What did you have trouble with? What did you learn? What doesn't work? Be honest. You might be penalized if you claim something works and it doesn't.
When it comes to executing large input file size the process exits. For example running case 100,000, the code breaks this is attributed to the processing power of my laptop.
Anything special you did. This is required to earn bonus points.
Do one additional test case by hand. It should be constructed in such a way that you know the correct output before running your program on it, and it should be a "corner case" that helps check if your program handles all special situations correctly.
Please list:
- a copy of the test case input
- the expected test case output
- whether your program ran correctly on it or not
- optionally, any other remarks -Input Test case AGCT ACGT -Expected Output Optimal Alignment: A G C - 2 A C G 1 Edit distance = 1
Your Computer Memory: (ex: 8gb, DDR4) Processors: (Intel® Core™ i5-3437U CPU @ 1.90GHz × 4)
Partner's Computer Memory: (ex: 8gb, DDR4) Processors: (ex: i5-8500 @ 3.00 GHz x6)
Fill in the table with the results of running your code on both your and your partner's computers.
| data file | distance | memory (mb) | time (seconds) | partner time |
|---|---|---|---|---|
| ecoli2500.txt | 118 | 23.97 | 1.89757 | |
| ecoli5000.txt | 160 | 95.55 | 6.31619 | |
| ecoli7000.txt | 194 | 187.2 | 12.486 | |
| ecoli10000.txt | 223 | 381.8 | 30.1712 | |
| ecoli20000.txt | 3135 | 1491 | 117.04 | |
| ecoli28284.txt | 8394 | 2981 | 233.365 |
Here is an example from another computer for some of the files.
| data file | distance | time (s) |
|---|---|---|
| ecoli2500.txt | 118 | 0.171 |
| ecoli5000.txt | 160 | 0.529 |
| ecoli7000.txt | 194 | 0.990 |
| ecoli10000.txt | 223 | 1.972 |
| ecoli20000.txt | 3135 | 7.730 |
Assume the two strings are the same length (M = N). By applying the doubling method to the data points that you obtained, estimate the running time of youu program in seconds as a polynomial function of N, in the form a * N^b for some constants a and b. Determine the largest input your program can handle if it is limited to one day of computation.
Provide a brief justification/explanation of how you applied the doubling method, and if you data seems not to work, describe what went wrong and use the sample data instead.
The doubling method involves increasing the input size by a factor of 2 and observing how the running time scales.

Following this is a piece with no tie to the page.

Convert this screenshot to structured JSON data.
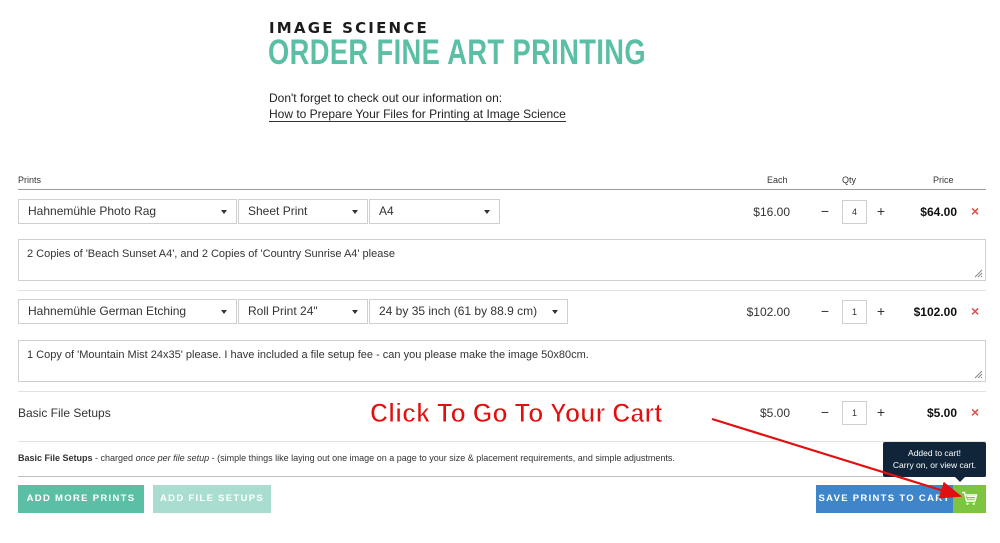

Find the ratio of consecutive running times (larger/smaller) to estimate b in the formula a * N^b. a= (time[i]/N^b) b=(log(time[i+1]/time[i])/(distance[i+1]/distance[i]))/number if processes
-
a = 0.000275
-
b = 2.718 -The So, the estimated polynomial function is 0.012⋅N^2.067 -The largest N to handle one day we set a⋅N^b = 86,400(seconds ina a day) Therefore, the largest N the program can handle in one day is approximately
-
largest N = 131,300
Assume the two strings are the same length (M = N). Look at your code and determine how much memory it requires as a polynomial function of N, in the form a * N^b for some constants a and b. Determine the largest input size your computer can handle given the amount of memory available.
- a = 2.378
- b = 0.000508
- largest N = 340,500.
If you worked with a partner, do you have any remarks on the pair programming method? E.g., how many times did you switch, what are the tradeoffs of driving vs. navigating, etc.?
List all sources of help including the instructor or TAs, classmates, and web pages.